Ein Makro für Indonesien

Es zieht uns in diesem Jahr ein weiteres Mal nach Asien. Im Juni/Juli steuern wir die indonesischen Inseln Sulawesi und Flores an. Auf dem Hinflug gibt es noch einen längeren Stop in  der malaysischen Hauptstadt Kuala Lumpur. Sonne, Kultur, Sand und überquellende exotische Natur.

Ich möchte gerne ein Makroobjektiv mit auf die Reise nehmen, um die kleinen Dinge in all‘ ihrer Pracht abzulichten. Dabei hoffe ich, dass sich die einheimischen Arten nicht zu viel von ihren giftigen australischen Nachbarn abgeschaut haben. Die Gefahr von panik-erfüllten Tieren angespuckt, -gestochen und gesprungen zu werden, sollte man mit der Wahl des richtigen Objektives minimieren können. Mit größerer Brennweite verlängert sich auch die Arbeitsabstand zum Motiv aus der Fluchtdistanz heraus, während der Preis und das Gewicht der Optik zunehmt. Der Schuss aus der Hüfte erfordert außerdem eine zunehmend ruhigere Hand.

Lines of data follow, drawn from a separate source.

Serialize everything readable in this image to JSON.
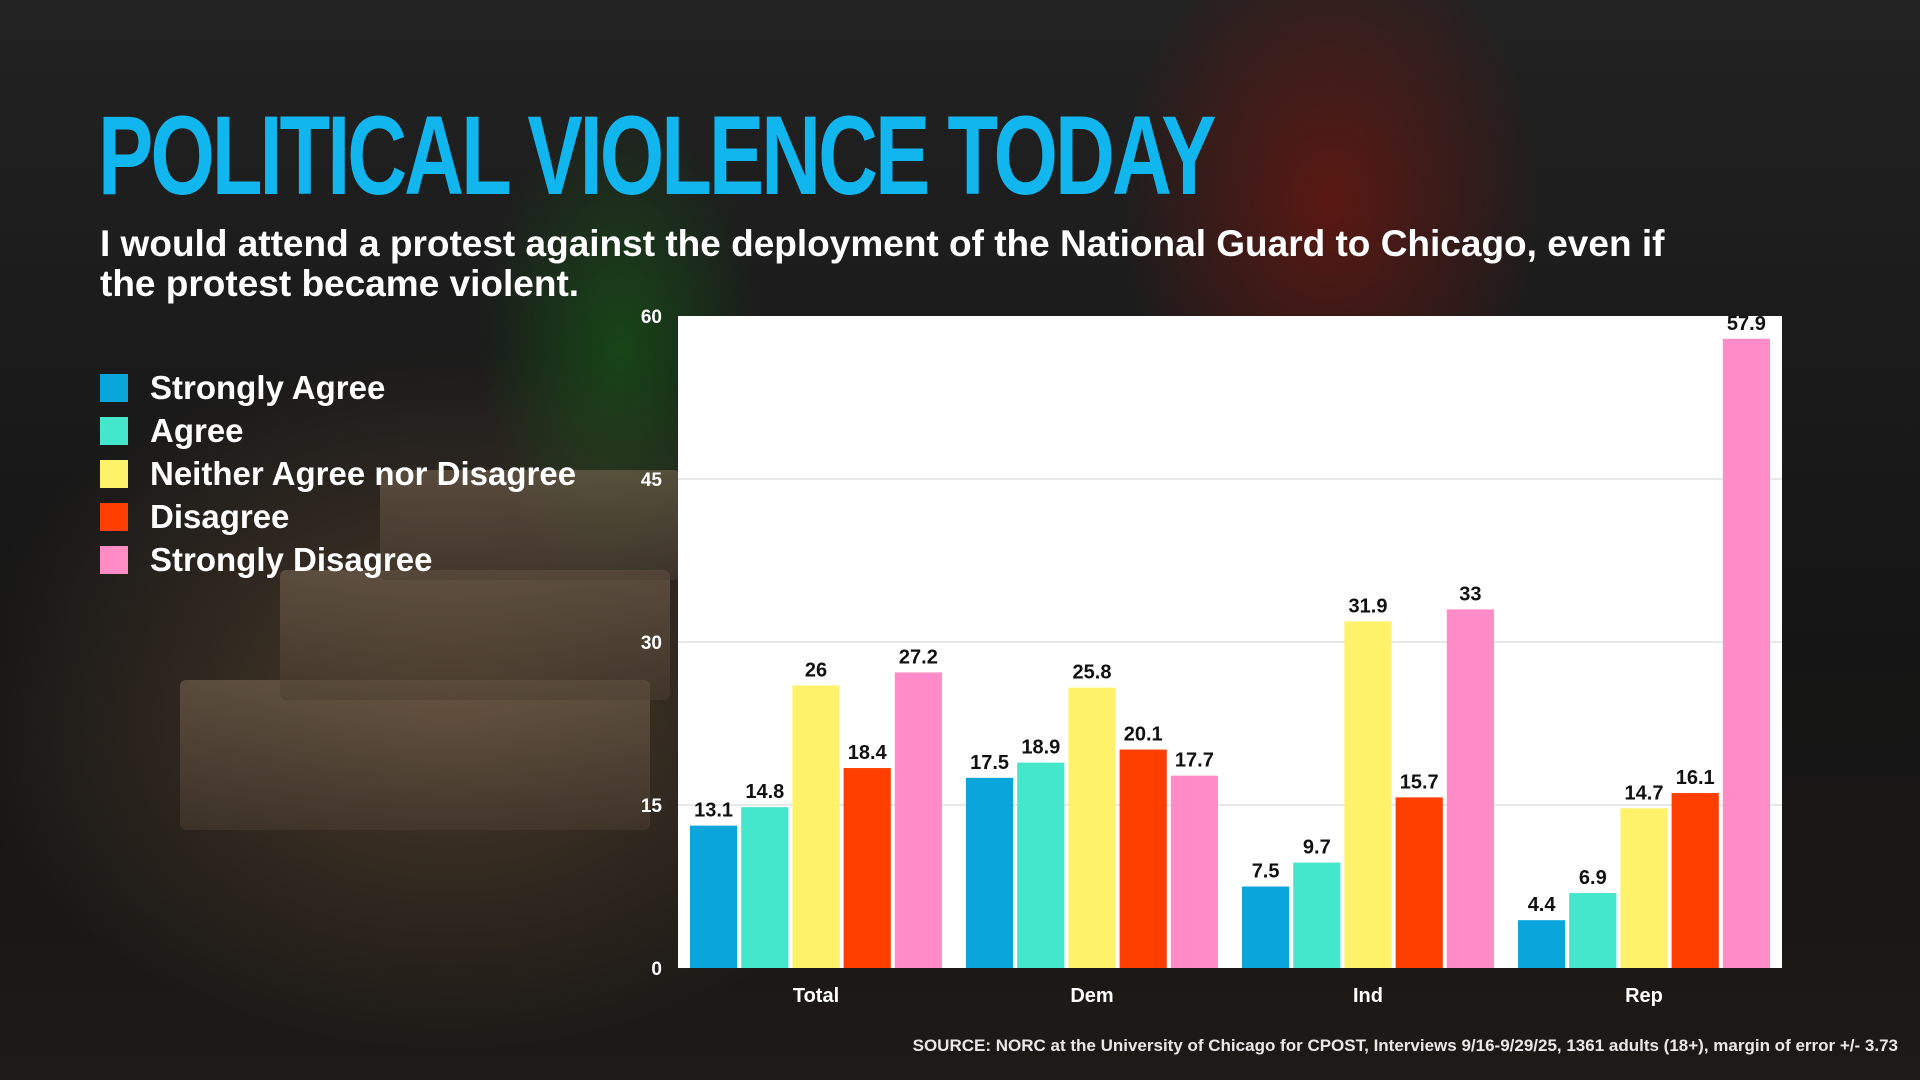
{
  "header": {
    "title": "POLITICAL VIOLENCE TODAY",
    "subtitle": "I would attend a protest against the deployment of the National Guard to Chicago, even if the protest became violent."
  },
  "source": "SOURCE: NORC at the University of Chicago for CPOST, Interviews 9/16-9/29/25, 1361 adults (18+), margin of error +/- 3.73",
  "colors": {
    "title": "#12b6ee",
    "plot_background": "#ffffff",
    "gridline": "#d0d0d0"
  },
  "chart_data": {
    "type": "bar",
    "title": "",
    "xlabel": "",
    "ylabel": "",
    "ylim": [
      0,
      60
    ],
    "yticks": [
      0,
      15,
      30,
      45,
      60
    ],
    "grid": true,
    "legend_position": "left",
    "categories": [
      "Total",
      "Dem",
      "Ind",
      "Rep"
    ],
    "series": [
      {
        "name": "Strongly Agree",
        "color": "#0aa5da",
        "values": [
          13.1,
          17.5,
          7.5,
          4.4
        ]
      },
      {
        "name": "Agree",
        "color": "#44e6cc",
        "values": [
          14.8,
          18.9,
          9.7,
          6.9
        ]
      },
      {
        "name": "Neither Agree nor Disagree",
        "color": "#fff26b",
        "values": [
          26,
          25.8,
          31.9,
          14.7
        ]
      },
      {
        "name": "Disagree",
        "color": "#ff3f00",
        "values": [
          18.4,
          20.1,
          15.7,
          16.1
        ]
      },
      {
        "name": "Strongly Disagree",
        "color": "#ff8cc6",
        "values": [
          27.2,
          17.7,
          33,
          57.9
        ]
      }
    ]
  }
}
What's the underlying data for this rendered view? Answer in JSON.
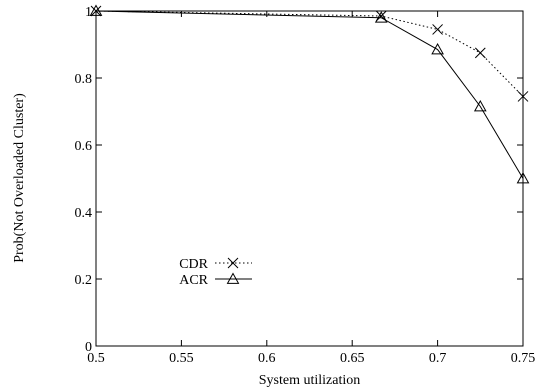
{
  "chart_data": {
    "type": "line",
    "title": "",
    "xlabel": "System utilization",
    "ylabel": "Prob(Not Overloaded Cluster)",
    "xlim": [
      0.5,
      0.75
    ],
    "ylim": [
      0,
      1
    ],
    "xticks": [
      "0.5",
      "0.55",
      "0.6",
      "0.65",
      "0.7",
      "0.75"
    ],
    "yticks": [
      "0",
      "0.2",
      "0.4",
      "0.6",
      "0.8",
      "1"
    ],
    "grid": false,
    "legend_position": "left, lower-middle",
    "x": [
      0.5,
      0.667,
      0.7,
      0.725,
      0.75
    ],
    "series": [
      {
        "name": "CDR",
        "marker": "cross",
        "line": "dotted",
        "values": [
          1.0,
          0.985,
          0.945,
          0.875,
          0.745
        ]
      },
      {
        "name": "ACR",
        "marker": "triangle",
        "line": "solid",
        "values": [
          1.0,
          0.98,
          0.885,
          0.715,
          0.5
        ]
      }
    ]
  }
}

Nikons Auswahl beginnt bei 40mm und geht bis 105mm, wenn man auf einen eingebauten Fokussiermotor Wert legt. Speziell für DX-Sensoren sind die Brennweiten 40mm (mit einem Nahfokus bei  ~16 cm) und 85mm (mit ~27 cm) gedacht. Für Letzteres (genauer das AF-S DX Micro-NIKKOR 85mm f/3.5G ED VR) habe ich mich zu 90% entschieden, denn durch die eingebaute Vibrationsreduktion verspreche ich mir weniger Ausschuss. Außerdem ist eine „lichtstarke“ Festbrennweite bei 85mm neben dem 1.8er 35mm eine gute Ergänzung und macht bestimmt auch mit 3.5er Offenblende gute Portrait-Aufnahmen.

Die Kombination aus AF-Motor und VR findet man bei den üblichen Drittherstellern leider nicht. Außerdem bleibe ich bei drei unterschiedlichen Filter-Durchmessern und kann mir in Lightroom mit den Objektiv-Profilen die Schwächen herausrechnen lassen.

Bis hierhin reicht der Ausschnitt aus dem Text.